Briarcrest case headed to trial

LACONIA — Following a brief hearing in Belknap County Superior Court yesterday, the dispute over the future ownership of Briarcrest Estates appears headed for trial in March.

The dispute hinges on a statute enacted in 1987 that requires owners of manufactured housing parks, upon receiving an offer to purchase their park, to "consider any offer received from the tenants or a tenants' association" and to "negotiate in good faith with the tenants concerning a potential purchase." Failure to comply carries a liability to the tenants of $10,000 or 10 percent of the purchase price, whichever is greater.

In July, the Mark and Ruth Mooney, who own the park, accepted an offer from Hometown America Corporation of Chicago to purchase Briarcrest Estates for $10 million. In accord with the law, tenants representing about 40 percent of the 241 units in the park incorporated as the Lakemont Cooperative and matched the $10 million offer.

In response, the Mooneys, represented by attorney Paul Fitzgerald, asked the Belknap County Superior Court to approve the sale of the park to Hometown America, claiming that since a majority of tenants oppose cooperative prefer commercial ownership of the park, approving the transaction would be in keeping with the intent of the statute to safeguard the best interests of tenants. Last week a majority of tenants, represented by attorney Phil McLaughlin, filed a petition with the court opposing the sale of the park to the cooperative along with a motion to intervene in the litigation on behalf of the Mooneys.

The Lakemont Cooperative, represented by attorney Robert Shepherd, asked the court to dismiss the Mooneys' petition, arguing that as the owners of the park they were in no position to represent the interests of its residents. Moreover, the cooperative reminded the court that the law does not prescribe that it include a specific number, let alone the majority, of tenants to make an offer and pursue the transaction.

In objecting to the cooperative's petition to dismiss, Fitzgerald argued that the term "tenants" and "tenants association," which are nowhere defined, are ambiguous, but can only reasonably taken to refer to a majority of the tenants. Consequently, he concludes that the Mooneys "owe(s) conflicting duties of good faith" to both the cooperative and the majority and could face a liability of $1 million for failing to bargain in good faith with either.

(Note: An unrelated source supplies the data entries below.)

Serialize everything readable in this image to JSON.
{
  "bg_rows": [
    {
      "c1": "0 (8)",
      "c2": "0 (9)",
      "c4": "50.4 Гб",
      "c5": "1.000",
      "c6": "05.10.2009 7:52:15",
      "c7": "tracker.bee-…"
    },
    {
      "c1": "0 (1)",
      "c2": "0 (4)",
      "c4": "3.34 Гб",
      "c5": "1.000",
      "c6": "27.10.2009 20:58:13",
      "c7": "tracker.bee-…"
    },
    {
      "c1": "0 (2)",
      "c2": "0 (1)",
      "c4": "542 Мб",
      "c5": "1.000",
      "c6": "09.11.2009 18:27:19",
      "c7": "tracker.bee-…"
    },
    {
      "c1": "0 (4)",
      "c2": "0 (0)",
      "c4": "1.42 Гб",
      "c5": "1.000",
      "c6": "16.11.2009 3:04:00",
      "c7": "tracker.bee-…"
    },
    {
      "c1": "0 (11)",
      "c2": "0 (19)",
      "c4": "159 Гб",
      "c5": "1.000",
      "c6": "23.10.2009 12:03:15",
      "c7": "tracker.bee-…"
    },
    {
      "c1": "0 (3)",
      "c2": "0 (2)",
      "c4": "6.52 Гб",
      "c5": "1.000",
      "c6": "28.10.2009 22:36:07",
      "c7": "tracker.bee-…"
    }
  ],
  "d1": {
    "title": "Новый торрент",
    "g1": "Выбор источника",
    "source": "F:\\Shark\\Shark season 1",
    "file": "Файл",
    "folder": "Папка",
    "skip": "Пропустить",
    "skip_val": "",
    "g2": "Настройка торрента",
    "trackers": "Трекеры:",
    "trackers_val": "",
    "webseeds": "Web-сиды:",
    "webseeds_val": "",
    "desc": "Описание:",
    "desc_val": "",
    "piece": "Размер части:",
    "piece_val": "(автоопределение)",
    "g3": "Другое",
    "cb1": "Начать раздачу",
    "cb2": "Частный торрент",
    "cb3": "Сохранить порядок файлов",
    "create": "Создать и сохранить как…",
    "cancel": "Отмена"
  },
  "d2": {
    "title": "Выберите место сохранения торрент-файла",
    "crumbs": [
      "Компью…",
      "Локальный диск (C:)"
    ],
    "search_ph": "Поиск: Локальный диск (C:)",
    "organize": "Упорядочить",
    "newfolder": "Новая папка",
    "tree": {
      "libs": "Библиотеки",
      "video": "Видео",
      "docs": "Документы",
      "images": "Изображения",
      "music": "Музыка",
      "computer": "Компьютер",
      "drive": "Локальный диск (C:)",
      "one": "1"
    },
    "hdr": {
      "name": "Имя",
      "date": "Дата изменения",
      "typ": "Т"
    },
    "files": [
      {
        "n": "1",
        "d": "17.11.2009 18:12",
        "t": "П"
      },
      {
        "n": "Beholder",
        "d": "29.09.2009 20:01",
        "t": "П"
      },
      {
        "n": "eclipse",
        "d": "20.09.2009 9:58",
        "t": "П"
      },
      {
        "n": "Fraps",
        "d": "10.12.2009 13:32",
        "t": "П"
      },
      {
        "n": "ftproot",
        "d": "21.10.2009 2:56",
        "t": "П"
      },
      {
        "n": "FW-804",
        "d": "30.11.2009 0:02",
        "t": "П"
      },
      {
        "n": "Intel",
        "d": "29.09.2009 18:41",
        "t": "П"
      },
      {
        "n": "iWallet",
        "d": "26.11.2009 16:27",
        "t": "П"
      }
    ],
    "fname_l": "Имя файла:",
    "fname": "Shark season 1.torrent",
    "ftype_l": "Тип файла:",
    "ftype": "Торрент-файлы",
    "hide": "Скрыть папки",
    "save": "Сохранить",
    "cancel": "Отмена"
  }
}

Fitzgerald asked the court to resolve the ambiguity of the statute and in the meantime to deny the cooperative's motion to dismiss the case along with its requests to order that the law is not ambiguous and the cooperative does not require a majority. And finally to refrain from ordering the Mooneys to negotiate with the cooperative until the case resolved.

When the parties appeared before Justice James D. O'Neill, III yesterday Shepherd insisted that the law is not at all ambiguous and that Fitzgerald, by reading tenants to mean majority, was seeking to add words to it that amounted to "a distortion of the plain meaning of the statute." He said that since the majority of tenants have not tendered an offer for the park, there was nothing to negotiate with them. By tenants, he said the statute refers to "the tenants who made the offer."

Speaking for the majority of tenants, McLaughlin told the court he was familiar with the legislative history of the statute, which rested on the premise that given the opportunity, a majority of tenants would choose to purchase their parks. Consequently, the statute does not contemplate the circumstances that have arisen at Briarcrest Estates. He offered the court a "hypothetical," wondering how the statute would apply if the majority opposed to cooperative ownership incorporated as a tenants association, offered to acquire the park on terms identical to those proposed by Hometown America and assigned its right to purchase to the commercial entity.

After listening to the arguments presented by all three parties, O'Neill granted the motion of the majority of tenants to intervene and ordered the case to trial on March 22.